The stated objectives of most policies were to ensure early access to comprehensive care for families and children affected by ASD across the lifespan. The desired outcomes were to optimize access and develop specific mechanisms so that children and families can receive complementary and coordinated services across sectors (e.g. education, health). Very few policy documents described benchmarks or working plans to ensure implementation of their policies considering the systems constraints.

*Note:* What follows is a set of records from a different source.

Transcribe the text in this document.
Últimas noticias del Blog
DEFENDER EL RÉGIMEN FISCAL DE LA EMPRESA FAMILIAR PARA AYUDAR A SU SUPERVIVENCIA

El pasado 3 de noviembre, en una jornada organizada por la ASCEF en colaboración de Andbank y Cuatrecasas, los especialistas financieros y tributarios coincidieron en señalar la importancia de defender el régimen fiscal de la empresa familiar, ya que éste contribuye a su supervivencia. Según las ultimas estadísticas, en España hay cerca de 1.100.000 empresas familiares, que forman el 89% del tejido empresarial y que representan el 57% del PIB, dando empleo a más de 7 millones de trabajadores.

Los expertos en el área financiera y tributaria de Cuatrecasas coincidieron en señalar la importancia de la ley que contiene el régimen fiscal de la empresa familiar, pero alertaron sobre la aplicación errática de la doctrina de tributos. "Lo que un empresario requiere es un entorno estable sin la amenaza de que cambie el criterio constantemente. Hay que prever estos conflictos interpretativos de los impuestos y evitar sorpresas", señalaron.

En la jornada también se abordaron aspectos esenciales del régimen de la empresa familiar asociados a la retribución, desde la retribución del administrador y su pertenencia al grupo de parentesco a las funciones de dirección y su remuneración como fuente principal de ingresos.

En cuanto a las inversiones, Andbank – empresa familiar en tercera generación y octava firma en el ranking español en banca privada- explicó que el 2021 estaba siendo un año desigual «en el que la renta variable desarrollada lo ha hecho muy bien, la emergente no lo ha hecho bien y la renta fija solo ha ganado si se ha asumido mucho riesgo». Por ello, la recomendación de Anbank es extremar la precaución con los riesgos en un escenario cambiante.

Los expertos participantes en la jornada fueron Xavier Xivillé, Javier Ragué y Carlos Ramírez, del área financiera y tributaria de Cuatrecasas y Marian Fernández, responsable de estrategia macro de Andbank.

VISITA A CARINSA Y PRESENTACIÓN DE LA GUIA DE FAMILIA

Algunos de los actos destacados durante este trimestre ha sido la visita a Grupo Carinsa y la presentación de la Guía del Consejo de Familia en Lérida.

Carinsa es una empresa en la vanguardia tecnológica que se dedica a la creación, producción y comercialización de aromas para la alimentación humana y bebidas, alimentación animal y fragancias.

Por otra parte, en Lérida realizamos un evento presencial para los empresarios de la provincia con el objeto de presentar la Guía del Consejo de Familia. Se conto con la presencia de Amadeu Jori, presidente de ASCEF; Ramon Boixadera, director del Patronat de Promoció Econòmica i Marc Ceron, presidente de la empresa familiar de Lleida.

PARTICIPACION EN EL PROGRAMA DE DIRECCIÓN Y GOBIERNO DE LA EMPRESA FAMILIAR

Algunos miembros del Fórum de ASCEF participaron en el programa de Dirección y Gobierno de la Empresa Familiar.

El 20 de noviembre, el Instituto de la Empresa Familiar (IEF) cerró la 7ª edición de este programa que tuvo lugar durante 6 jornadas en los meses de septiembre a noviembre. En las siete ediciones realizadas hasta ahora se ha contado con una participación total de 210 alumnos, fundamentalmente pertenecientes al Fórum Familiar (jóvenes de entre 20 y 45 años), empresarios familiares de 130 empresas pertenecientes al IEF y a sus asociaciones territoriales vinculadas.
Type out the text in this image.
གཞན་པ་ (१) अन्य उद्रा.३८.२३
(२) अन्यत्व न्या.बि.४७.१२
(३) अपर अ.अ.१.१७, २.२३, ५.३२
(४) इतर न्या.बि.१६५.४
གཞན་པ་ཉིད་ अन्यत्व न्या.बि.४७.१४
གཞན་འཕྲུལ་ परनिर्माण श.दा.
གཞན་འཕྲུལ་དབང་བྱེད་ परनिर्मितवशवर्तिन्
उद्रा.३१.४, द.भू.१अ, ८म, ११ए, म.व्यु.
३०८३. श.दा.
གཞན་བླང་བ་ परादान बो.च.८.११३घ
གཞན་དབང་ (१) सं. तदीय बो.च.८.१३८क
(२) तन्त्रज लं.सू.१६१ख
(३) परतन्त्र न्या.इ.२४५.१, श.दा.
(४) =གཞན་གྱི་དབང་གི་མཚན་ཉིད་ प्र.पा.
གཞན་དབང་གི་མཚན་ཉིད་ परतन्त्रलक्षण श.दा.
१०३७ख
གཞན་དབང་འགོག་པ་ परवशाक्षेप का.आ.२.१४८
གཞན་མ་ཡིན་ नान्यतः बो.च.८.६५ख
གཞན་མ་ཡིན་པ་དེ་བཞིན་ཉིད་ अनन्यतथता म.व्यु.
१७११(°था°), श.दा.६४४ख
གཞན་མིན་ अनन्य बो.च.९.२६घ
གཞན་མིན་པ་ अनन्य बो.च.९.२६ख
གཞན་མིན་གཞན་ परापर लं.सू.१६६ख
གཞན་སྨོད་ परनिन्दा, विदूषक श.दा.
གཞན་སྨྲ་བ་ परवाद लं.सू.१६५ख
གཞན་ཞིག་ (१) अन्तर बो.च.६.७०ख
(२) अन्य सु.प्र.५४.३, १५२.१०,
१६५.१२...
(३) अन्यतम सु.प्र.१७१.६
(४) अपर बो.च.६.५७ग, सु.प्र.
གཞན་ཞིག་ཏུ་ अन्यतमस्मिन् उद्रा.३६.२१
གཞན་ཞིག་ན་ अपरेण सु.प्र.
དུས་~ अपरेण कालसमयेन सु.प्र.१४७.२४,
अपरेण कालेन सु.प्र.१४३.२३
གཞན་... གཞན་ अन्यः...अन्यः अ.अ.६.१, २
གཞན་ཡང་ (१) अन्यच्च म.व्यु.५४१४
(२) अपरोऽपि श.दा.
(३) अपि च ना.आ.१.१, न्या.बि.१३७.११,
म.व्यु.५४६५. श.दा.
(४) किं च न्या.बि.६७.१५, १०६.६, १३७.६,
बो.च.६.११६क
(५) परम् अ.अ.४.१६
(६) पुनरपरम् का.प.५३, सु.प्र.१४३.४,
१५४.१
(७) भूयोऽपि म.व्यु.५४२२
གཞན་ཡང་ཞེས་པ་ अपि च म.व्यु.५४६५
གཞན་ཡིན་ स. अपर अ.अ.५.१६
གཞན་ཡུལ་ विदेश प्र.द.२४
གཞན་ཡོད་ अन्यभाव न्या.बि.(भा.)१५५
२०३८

Review of administrative data from a large university health center alongside stakeholder input from a focus group suggested that QC is far from implementing its articulated policies. The following patterns were specifically highlighted as conflicting with these policies: (1) long wait times (up to 2 years) for diagnostic and intervention services, (2) poor care coordination across different levels of service, (3) inadequate support for caregivers, (4) disparities in care access and utilization negatively affecting families from lower socio-economic backgrounds or recent immigrants.

Conclusions:  Major disparity exists between articulated policies and their enactment in Quebec. The lack of implementation mechanisms (e.g., an analysis of system’s barriers and facilitators) may contribute to gaps in access to care.